I came to this event from the little town of Greensburg, Pennsylvania, about 40 miles east of Pittsburgh.   I had never been to any part of New York City before.   I left the night before and drove about four and half hours to the Econolodge in Bordentown, N.J.  The next morning I left the hotel at 4:00 A.M., drove to the NJ Transit station in Hamilton, caught the train to the NYC Penn Station, and then a taxi to Fraunces Tavern.  I was off schedule but got there a little before 8:00.   From there I began the Great Saunter a few minutes later after registering and using the bathroom.

The Shoreline

What awed me more than anything about New York City was the shoreline walk itself.  I have fallen in love with rivers after building a 50 dollar wooden boat, and have since seen many of them.   I suspect that many New Yorkers, even some of your Shorewalkers, may not grasp what you have.   I was able to hike along a well maintained and paved walkway, with mostly unobstructed views of the Hudson and East River, for over 20 miles.   There maybe no other place in the New World, or even the whole world, where seeing so much of a river on foot is possible. All the others that I have ever seen are mostly blocked from shoreline view by vegetation and have many stretches where barge shipping or dangerous rapids make a small personal boat impossible.   I will say it again that New Yorkers may not grasp what they have, if they haven’t lived elsewhere.

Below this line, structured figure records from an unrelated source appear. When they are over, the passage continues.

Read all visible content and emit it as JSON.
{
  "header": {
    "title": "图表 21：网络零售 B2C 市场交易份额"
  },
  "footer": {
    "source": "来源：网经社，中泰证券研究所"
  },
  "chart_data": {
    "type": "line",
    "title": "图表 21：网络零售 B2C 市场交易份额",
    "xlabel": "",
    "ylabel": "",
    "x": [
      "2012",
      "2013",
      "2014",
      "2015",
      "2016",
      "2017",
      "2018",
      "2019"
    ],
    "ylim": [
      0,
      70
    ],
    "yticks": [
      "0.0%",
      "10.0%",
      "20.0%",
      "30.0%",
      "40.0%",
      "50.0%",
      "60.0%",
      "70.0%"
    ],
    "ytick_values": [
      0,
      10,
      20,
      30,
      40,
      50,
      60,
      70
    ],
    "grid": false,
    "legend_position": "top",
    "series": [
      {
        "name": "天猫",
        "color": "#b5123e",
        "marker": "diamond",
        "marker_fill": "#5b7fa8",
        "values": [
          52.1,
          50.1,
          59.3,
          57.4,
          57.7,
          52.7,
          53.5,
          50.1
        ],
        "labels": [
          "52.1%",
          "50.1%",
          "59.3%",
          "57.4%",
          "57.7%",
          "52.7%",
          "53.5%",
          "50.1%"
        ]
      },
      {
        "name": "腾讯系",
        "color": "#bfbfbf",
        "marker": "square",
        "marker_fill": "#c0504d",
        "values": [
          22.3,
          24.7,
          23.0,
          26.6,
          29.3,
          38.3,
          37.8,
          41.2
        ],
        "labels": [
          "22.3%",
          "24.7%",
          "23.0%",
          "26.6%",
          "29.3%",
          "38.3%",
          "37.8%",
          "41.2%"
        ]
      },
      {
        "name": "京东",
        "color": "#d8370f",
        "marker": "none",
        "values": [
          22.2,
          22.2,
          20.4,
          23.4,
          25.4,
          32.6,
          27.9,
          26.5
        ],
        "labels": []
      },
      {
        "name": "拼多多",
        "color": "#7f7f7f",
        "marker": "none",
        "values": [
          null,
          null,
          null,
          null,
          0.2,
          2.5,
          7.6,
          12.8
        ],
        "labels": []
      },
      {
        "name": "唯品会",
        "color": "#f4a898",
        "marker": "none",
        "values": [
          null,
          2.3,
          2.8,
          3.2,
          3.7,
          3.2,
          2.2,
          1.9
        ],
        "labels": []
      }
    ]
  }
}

The Hudson and East River were nothing at all like what I expected to see.   Because of the inevitable hype that your iconic city gets, I was expecting to see open sewers full of floating garbage and unnatural foams.  But what I did see were rivers of spectacular width, as breathtaking beautiful as any I have seen.  I could have spent the whole day just staring at either of them and feeling my breath catch, if I didn’t have that hike to do.

The Streets

The streets inside the city that I saw were also not what I expected.  Again from the hype, I thought I would see an old, dirty, decaying town full of dangerous people not to meet after dark.  But I saw nothing remotely of the sort, even though I was told these were not the upper crust neighborhoods I was seeing but the average ones.   They were much like any city’s, but collectively extraordinary.

I think of cities as population concentrations with infrastructures.  But from what I could see of New York City on the Great Saunter, your home is unique. It seemed to me not so much a city as a living, breathing organism of stationary structures and moving life, in most all ways identical to a natural forest.   I should think that an inhabitant could live there all her life and never need to leave the boundaries of the city to see and do all the things that most of us do.   How cool is that?

The Taxi Ride to Fraunces Tavern

The one experience that did match the hype was my taxicab ride from Penn Station to Fraunces.  Had the driver looked Eastern Asian, I would have presumed he was former kamikaze pilot resurrected from the dead.  By every turn of the minute hand there was a near-death experience, but he got me to Fraunces in no time when I was running late, and kept the fare low.  I would have tipped him out of social politeness alone, but instead I did

so instead out of genuine gratitude for his service.  He was a bargain for what I got, and would not have wanted the taxi ride to have been any different.

I also cannot say enough praise for all the time and work your Shorewalkers did to make this event possible.   You gave me something I lived to experience, by getting my second chance at life.   I have no words that are great enough for this gift you gave to me.